The Orange County Business Council’s guidelines recommend that employers develop policies around cannabis use that are consistent with their other policies on substance use. They also suggest that employers consider drug testing options and accommodations for employees who use medical cannabis.
Can California Employers Maintain Drug-Free Policies?
The California Supreme Court says yes. In Ross v. Ragingwire Telecommunications, Inc. (2008) 42 C3d 920, the court ruled that an employer may require applicants and employees to pass a drug test for marijuana as a condition of employment, even though medical marijuana use is legal in California.
The court reasoned that because marijuana remains illegal under federal law, employers are not required to accommodate its use, even for medical purposes. Therefore, an employer who has a policy prohibiting the use of all illegal drugs is within his or her rights to enforce that policy against employees who use marijuana, regardless of whether they have a doctor’s recommendation to do so.
What Does This Mean for Employers in Orange County?
If you have a drug-free workplace policy, you can continue to enforce it against employees who use marijuana, even if they have a doctor’s recommendation to do so. However, you may want to consider making an exception for employees who use medical marijuana in compliance with California’s Compassionate Use Act of 1996 (CUA).
The CUA allows patients with a doctor’s recommendation to use marijuana for medical purposes. However, the law does not require employers to accommodate employees who use medical marijuana. Therefore, if you have a policy prohibiting the use of all illegal drugs, you can still enforce that policy against employees who use marijuana for medical purposes.
However, some employers choose to make an exception for employees who use medical marijuana in compliance with the CUA. If you decide to do this, you should have a written policy that spells out how and under what circumstances employees can use medical marijuana without being disciplined.
Some things to consider when developing such a policy:
- Whether employees will be allowed to use medical marijuana at work or only during non-work hours;
- How much marijuana employees will be allowed to possess at work;
- Whether employees will be required to submit to random drug testing;
- What types of discipline will be imposed on employees who violate the policy?
Keep in mind that even if you have a policy accommodating the use of medical marijuana, you can still discipline employees who use marijuana at work or who are impaired by it while on the job.

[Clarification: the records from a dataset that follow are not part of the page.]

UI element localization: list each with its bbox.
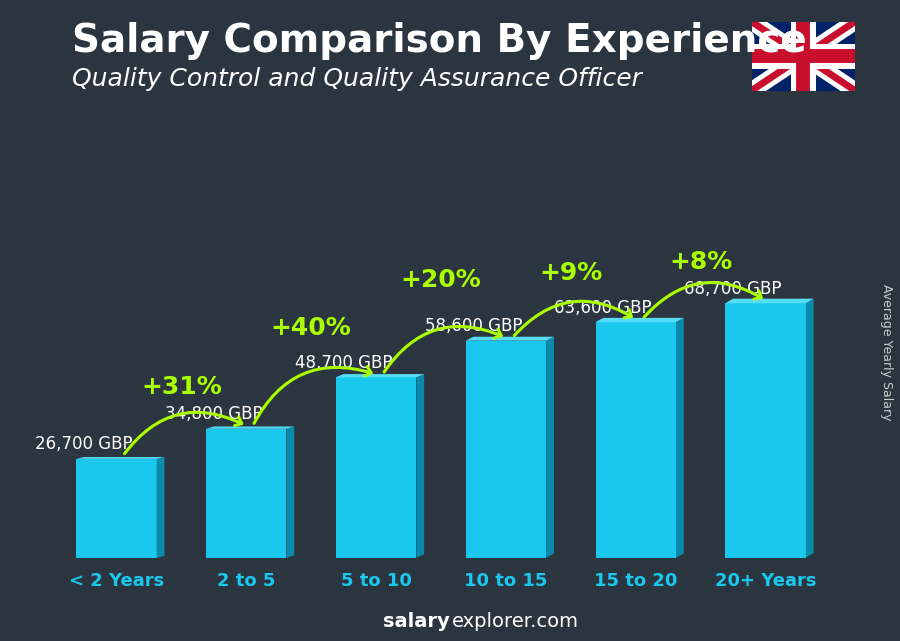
Text: +20%: +20%	[400, 269, 482, 292]
Bar	[0, 64, 72, 577]
Text: 63,600 GBP: 63,600 GBP	[554, 299, 652, 317]
Text: +40%: +40%	[271, 316, 352, 340]
Bar	[432, 64, 504, 577]
Bar	[725, 303, 806, 558]
Bar	[76, 459, 157, 558]
Polygon shape	[725, 299, 814, 303]
Polygon shape	[206, 426, 294, 429]
Polygon shape	[336, 374, 424, 378]
Polygon shape	[546, 337, 554, 558]
Text: 26,700 GBP: 26,700 GBP	[35, 435, 133, 453]
Text: +9%: +9%	[539, 261, 602, 285]
Polygon shape	[806, 299, 814, 558]
Text: Salary Comparison By Experience: Salary Comparison By Experience	[72, 22, 806, 60]
Text: 34,800 GBP: 34,800 GBP	[165, 405, 263, 423]
Text: +31%: +31%	[141, 375, 221, 399]
Polygon shape	[465, 337, 554, 340]
Bar	[756, 64, 828, 577]
Bar	[324, 64, 396, 577]
Text: 48,700 GBP: 48,700 GBP	[295, 354, 392, 372]
Text: 58,600 GBP: 58,600 GBP	[425, 317, 522, 335]
Text: explorer.com: explorer.com	[452, 612, 579, 631]
Text: 68,700 GBP: 68,700 GBP	[684, 279, 782, 297]
Text: Quality Control and Quality Assurance Officer: Quality Control and Quality Assurance Of…	[72, 67, 642, 91]
Text: salary: salary	[383, 612, 450, 631]
Bar	[336, 378, 417, 558]
Bar	[465, 340, 546, 558]
Polygon shape	[157, 457, 165, 558]
Bar	[206, 429, 286, 558]
Bar	[540, 64, 612, 577]
Polygon shape	[417, 374, 424, 558]
Bar	[108, 64, 180, 577]
Bar	[596, 322, 676, 558]
Text: Average Yearly Salary: Average Yearly Salary	[880, 285, 893, 420]
Polygon shape	[286, 426, 294, 558]
Polygon shape	[676, 318, 684, 558]
Text: +8%: +8%	[669, 249, 733, 274]
Polygon shape	[76, 457, 165, 459]
Polygon shape	[596, 318, 684, 322]
Bar	[648, 64, 720, 577]
Bar	[216, 64, 288, 577]
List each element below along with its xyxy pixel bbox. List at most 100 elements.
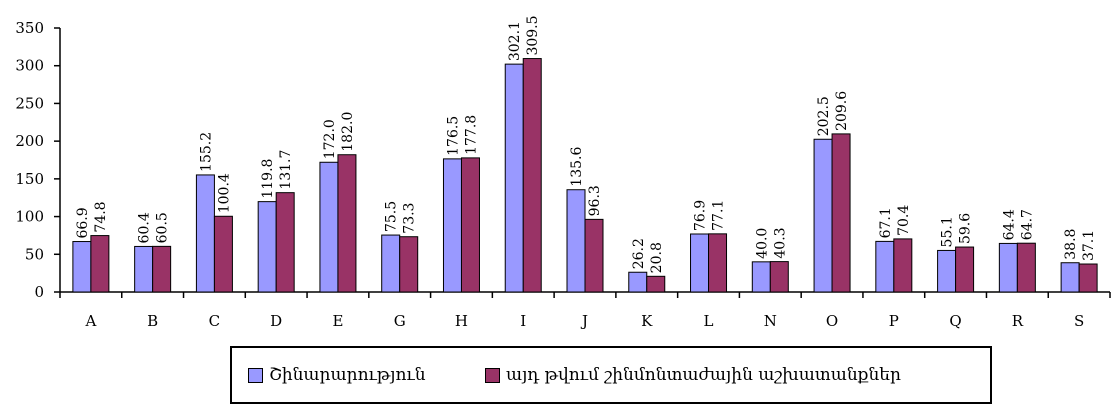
x-tick-label: D: [270, 312, 282, 330]
x-tick-label: J: [580, 312, 588, 330]
x-tick-label: I: [520, 312, 526, 330]
bar-series-1: [319, 161, 339, 293]
bar-series-2: [275, 192, 295, 293]
x-tick-label: N: [764, 312, 777, 330]
data-label-series-1: 67.1: [878, 207, 894, 238]
data-label-series-2: 20.8: [649, 242, 665, 273]
data-label-series-1: 202.5: [816, 96, 832, 136]
x-tick-label: G: [394, 312, 406, 330]
y-tick-label: 300: [15, 57, 44, 75]
x-tick-label: E: [332, 312, 343, 330]
data-label-series-2: 182.0: [340, 112, 356, 152]
data-label-series-1: 119.8: [260, 159, 276, 199]
bar-series-1: [628, 271, 648, 293]
bar-series-1: [195, 174, 215, 293]
data-label-series-2: 131.7: [278, 150, 294, 190]
y-tick-label: 250: [15, 94, 44, 112]
y-tick-label: 200: [15, 132, 44, 150]
bar-series-1: [566, 189, 586, 293]
x-tick-label: B: [147, 312, 158, 330]
data-label-series-1: 60.4: [137, 212, 153, 243]
data-label-series-1: 172.0: [322, 119, 338, 159]
bar-series-2: [522, 58, 542, 293]
bar-series-1: [504, 63, 524, 293]
x-tick-label: P: [889, 312, 899, 330]
data-label-series-1: 66.9: [75, 207, 91, 238]
data-label-series-2: 209.6: [834, 91, 850, 131]
data-label-series-2: 60.5: [155, 212, 171, 243]
bar-series-2: [646, 275, 666, 293]
data-label-series-1: 55.1: [940, 216, 956, 247]
data-label-series-1: 64.4: [1001, 209, 1017, 240]
bar-series-1: [813, 138, 833, 293]
data-label-series-2: 59.6: [958, 213, 974, 244]
y-tick-label: 150: [15, 170, 44, 188]
legend-item-series-2: այդ թվում շինմոնտաժային աշխատանքներ: [485, 364, 901, 386]
bar-series-2: [769, 261, 789, 293]
data-label-series-1: 176.5: [445, 116, 461, 156]
data-label-series-2: 77.1: [711, 200, 727, 231]
data-label-series-1: 26.2: [631, 238, 647, 269]
bar-series-2: [584, 218, 604, 293]
data-label-series-2: 37.1: [1081, 230, 1097, 261]
bar-series-1: [381, 234, 401, 293]
x-tick-label: H: [455, 312, 468, 330]
data-label-series-1: 40.0: [754, 228, 770, 259]
data-label-series-2: 96.3: [587, 185, 603, 216]
legend: Շինարարություն այդ թվում շինմոնտաժային ա…: [230, 346, 992, 404]
x-tick-label: C: [209, 312, 220, 330]
legend-swatch-series-2: [485, 367, 500, 383]
bar-series-2: [399, 236, 419, 293]
bar-series-1: [875, 240, 895, 293]
legend-swatch-series-1: [248, 367, 263, 383]
legend-item-series-1: Շինարարություն: [248, 364, 426, 386]
bar-series-1: [442, 158, 462, 293]
data-label-series-1: 302.1: [507, 21, 523, 61]
legend-label-series-2: այդ թվում շինմոնտաժային աշխատանքներ: [506, 365, 901, 385]
bar-series-1: [72, 241, 92, 293]
data-labels: 66.9 60.4 155.2 119.8 172.0 75.5 176.5 302.1 135…: [75, 15, 1097, 273]
data-label-series-2: 64.7: [1019, 209, 1035, 240]
bar-series-1: [134, 245, 154, 293]
data-label-series-2: 74.8: [93, 201, 109, 232]
data-label-series-1: 76.9: [693, 200, 709, 231]
bar-series-1: [751, 261, 771, 293]
bar-series-2: [90, 235, 110, 293]
x-tick-label: A: [84, 312, 96, 330]
x-tick-label: R: [1012, 312, 1024, 330]
data-label-series-2: 73.3: [402, 203, 418, 234]
bar-series-1: [690, 233, 710, 293]
data-label-series-1: 155.2: [198, 132, 214, 172]
bar-series-2: [1078, 263, 1098, 293]
bar-series-2: [152, 245, 172, 293]
data-label-series-2: 309.5: [525, 15, 541, 55]
bar-series-1: [257, 201, 277, 293]
bar-series-2: [955, 246, 975, 293]
data-label-series-2: 100.4: [216, 173, 232, 213]
bars: [72, 58, 1098, 293]
y-tick-label: 350: [15, 19, 44, 37]
x-tick-label: O: [826, 312, 838, 330]
bar-series-2: [213, 215, 233, 293]
y-tick-label: 100: [15, 208, 44, 226]
bar-series-2: [460, 157, 480, 293]
bar-series-1: [1060, 262, 1080, 293]
x-tick-label: S: [1074, 312, 1084, 330]
axes: 0 50 100 150 200 250 300 350 A B C D E G H I J K L N O P Q R S: [15, 19, 1111, 330]
data-label-series-1: 38.8: [1063, 229, 1079, 260]
data-label-series-2: 70.4: [896, 205, 912, 236]
bar-series-2: [708, 233, 728, 293]
bar-series-1: [937, 249, 957, 293]
x-tick-label: Q: [949, 312, 961, 330]
x-tick-label: L: [704, 312, 714, 330]
bar-chart: 0 50 100 150 200 250 300 350 A B C D E G H I J K L N O P Q R S 6…: [15, 15, 1111, 330]
legend-label-series-1: Շինարարություն: [269, 365, 426, 385]
data-label-series-2: 177.8: [463, 115, 479, 155]
bar-series-2: [831, 133, 851, 293]
bar-series-2: [337, 154, 357, 293]
y-tick-label: 50: [25, 245, 44, 263]
bar-series-2: [893, 238, 913, 293]
bar-series-2: [1016, 242, 1036, 293]
data-label-series-2: 40.3: [772, 227, 788, 258]
x-tick-label: K: [641, 312, 653, 330]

If you have any questions about how to develop a policy concerning cannabis in the workplace, or if you need help enforcing your existing policy, contact an experienced Orange County employment law attorney for assistance.
AB 2188 would amend the California Fair Employment and Housing Act to make it an unlawful practice for an employer to refuse to hire a person or discharge, expel, or otherwise discriminate against a person in terms, conditions, or privileges of employment because of the person’s status as a qualified patient or primary caregiver under the Compassionate Use Act of 1996.
The bill would make it an unlawful practice for an employer to require that an employee or applicant refrain from using medical cannabis outside of the workplace.
AB 2188 would authorize an aggrieved employee or applicant to assert a claim under FEHA and would provide for injunctive and declaratory relief, damages, reasonable attorney’s fees and costs, and such other remedies as may be appropriate. But the bill would not preempt any state or federal law that requires testing for controlled substances. As for the likelihood of the bill’s passage, it may be too early to say.